Als die Schulglocke schrillte, war ich schon fast zur Tür hinaus. Das lag nicht etwa an Mr Fiskes Unterricht – Geschichte war sogar mein Lieblingsfach –, sondern daran, dass ich möglichst im Bus sitzen wollte, bevor Sam und Craig einstiegen. Dann würden sie mich vielleicht nicht bemerken und ich hätte eine Chance, eine weitere Busfahrt lebend zu überstehen.

»Vergesst nicht, am Freitag eure Aufsätze mitzubringen!«, rief Mr Fiske uns nach.

Ich mischte mich unter die Schüler, die hinaus in die Freiheit strömten. Eingenebelt in eine Dunstwolke aus feuchten Sportsocken und Kaugummi ließ ich mich von dieser Welle mitreißen. Eine Kampfarena mit verschwitzten Gladiatoren war nichts im Vergleich zu einer Grundschule, so viel stand fest.

Der Bus wartete bereits. Ich rannte schneller. Wenn ich es schaffte, vor Sam und Craig, besser bekannt als Die Zwillingspanzer des Schreckens, in den Bus einzusteigen, konnte ich mich auf einen der hinteren Plätze verkriechen.
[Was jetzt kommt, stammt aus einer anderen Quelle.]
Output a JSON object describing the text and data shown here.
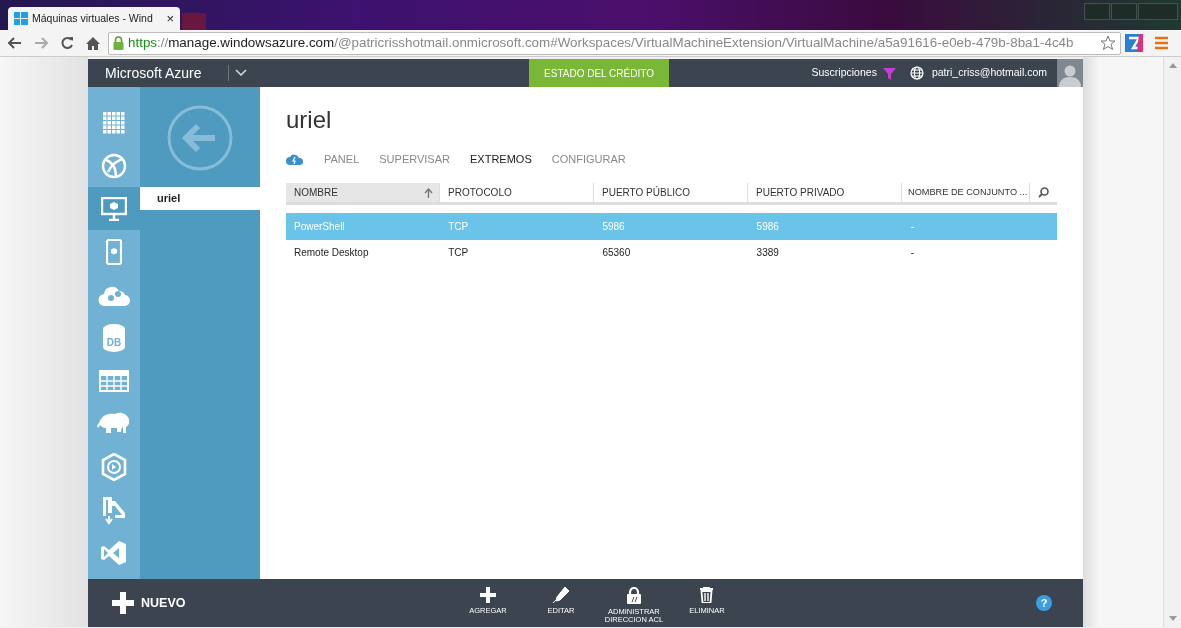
{
  "browser": {
    "tab_title": "Máquinas virtuales - Wind",
    "tab_close": "×",
    "url_parts": [
      {
        "text": "https",
        "kind": "scheme"
      },
      {
        "text": "://",
        "kind": "path"
      },
      {
        "text": "manage.windowsazure.com",
        "kind": "host"
      },
      {
        "text": "/@patricrisshotmail.onmicrosoft.com#Workspaces/VirtualMachineExtension/VirtualMachine/a5a91616-e0eb-479b-8ba1-4c4b",
        "kind": "path"
      }
    ]
  },
  "header": {
    "brand": "Microsoft Azure",
    "credit_button": "ESTADO DEL CRÉDITO",
    "subscriptions": "Suscripciones",
    "user": "patri_criss@hotmail.com"
  },
  "rail": [
    {
      "kind": "grid",
      "selected": false
    },
    {
      "kind": "web",
      "selected": false
    },
    {
      "kind": "vm",
      "selected": true
    },
    {
      "kind": "mobile",
      "selected": false
    },
    {
      "kind": "cloud",
      "selected": false
    },
    {
      "kind": "db",
      "label": "DB",
      "selected": false
    },
    {
      "kind": "table",
      "selected": false
    },
    {
      "kind": "elephant",
      "selected": false
    },
    {
      "kind": "media",
      "selected": false
    },
    {
      "kind": "import",
      "selected": false
    },
    {
      "kind": "vs",
      "selected": false
    }
  ],
  "panel": {
    "items": [
      {
        "label": "uriel",
        "selected": true
      }
    ]
  },
  "main": {
    "title": "uriel",
    "tabs": [
      {
        "label": "PANEL",
        "selected": false
      },
      {
        "label": "SUPERVISAR",
        "selected": false
      },
      {
        "label": "EXTREMOS",
        "selected": true
      },
      {
        "label": "CONFIGURAR",
        "selected": false
      }
    ],
    "table": {
      "columns": [
        {
          "label": "NOMBRE",
          "sorted": true
        },
        {
          "label": "PROTOCOLO",
          "sorted": false
        },
        {
          "label": "PUERTO PÚBLICO",
          "sorted": false
        },
        {
          "label": "PUERTO PRIVADO",
          "sorted": false
        },
        {
          "label": "NOMBRE DE CONJUNTO ...",
          "sorted": false
        }
      ],
      "rows": [
        {
          "cells": [
            "PowerShell",
            "TCP",
            "5986",
            "5986",
            "-"
          ],
          "selected": true
        },
        {
          "cells": [
            "Remote Desktop",
            "TCP",
            "65360",
            "3389",
            "-"
          ],
          "selected": false
        }
      ]
    }
  },
  "command_bar": {
    "new_button": "NUEVO",
    "actions": [
      {
        "label": "AGREGAR",
        "kind": "add"
      },
      {
        "label": "EDITAR",
        "kind": "edit"
      },
      {
        "label": "ADMINISTRAR DIRECCION ACL",
        "kind": "lock"
      },
      {
        "label": "ELIMINAR",
        "kind": "delete"
      }
    ],
    "help": "?"
  }
}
Und dann bestand die Möglichkeit, dass sie mich schlicht und einfach vergaßen. Wenn ich aber zu langsam war und die beiden schon im Bus saßen, würden sie mich sofort entdecken. Statt mich zu vergessen, würden sie sich daran erinnern, dass ich ihr Lieblingsopfer für die Busfolter war. Erschwerend kam hinzu, dass meine Schwester Hojo seit diesem Schuljahr auf eine andere Schule ging und mich nicht mehr beschützen konnte. Sam und Craig waren beide in Hojo verknallt, aber sie hatten auch Angst vor ihr. (Ich weiß, ich weiß, jetzt hältst du mich für einen totalen Versager, weil ich mich hinter meiner Schwester verstecke. Aber du kennst Hojo nicht.)

Ich warf einen Blick über die Schulter. Sam und Craig waren zehn Meter hinter mir, der Bus stand fünf Meter vor mir. Ich würde es rechtzeitig schaffen!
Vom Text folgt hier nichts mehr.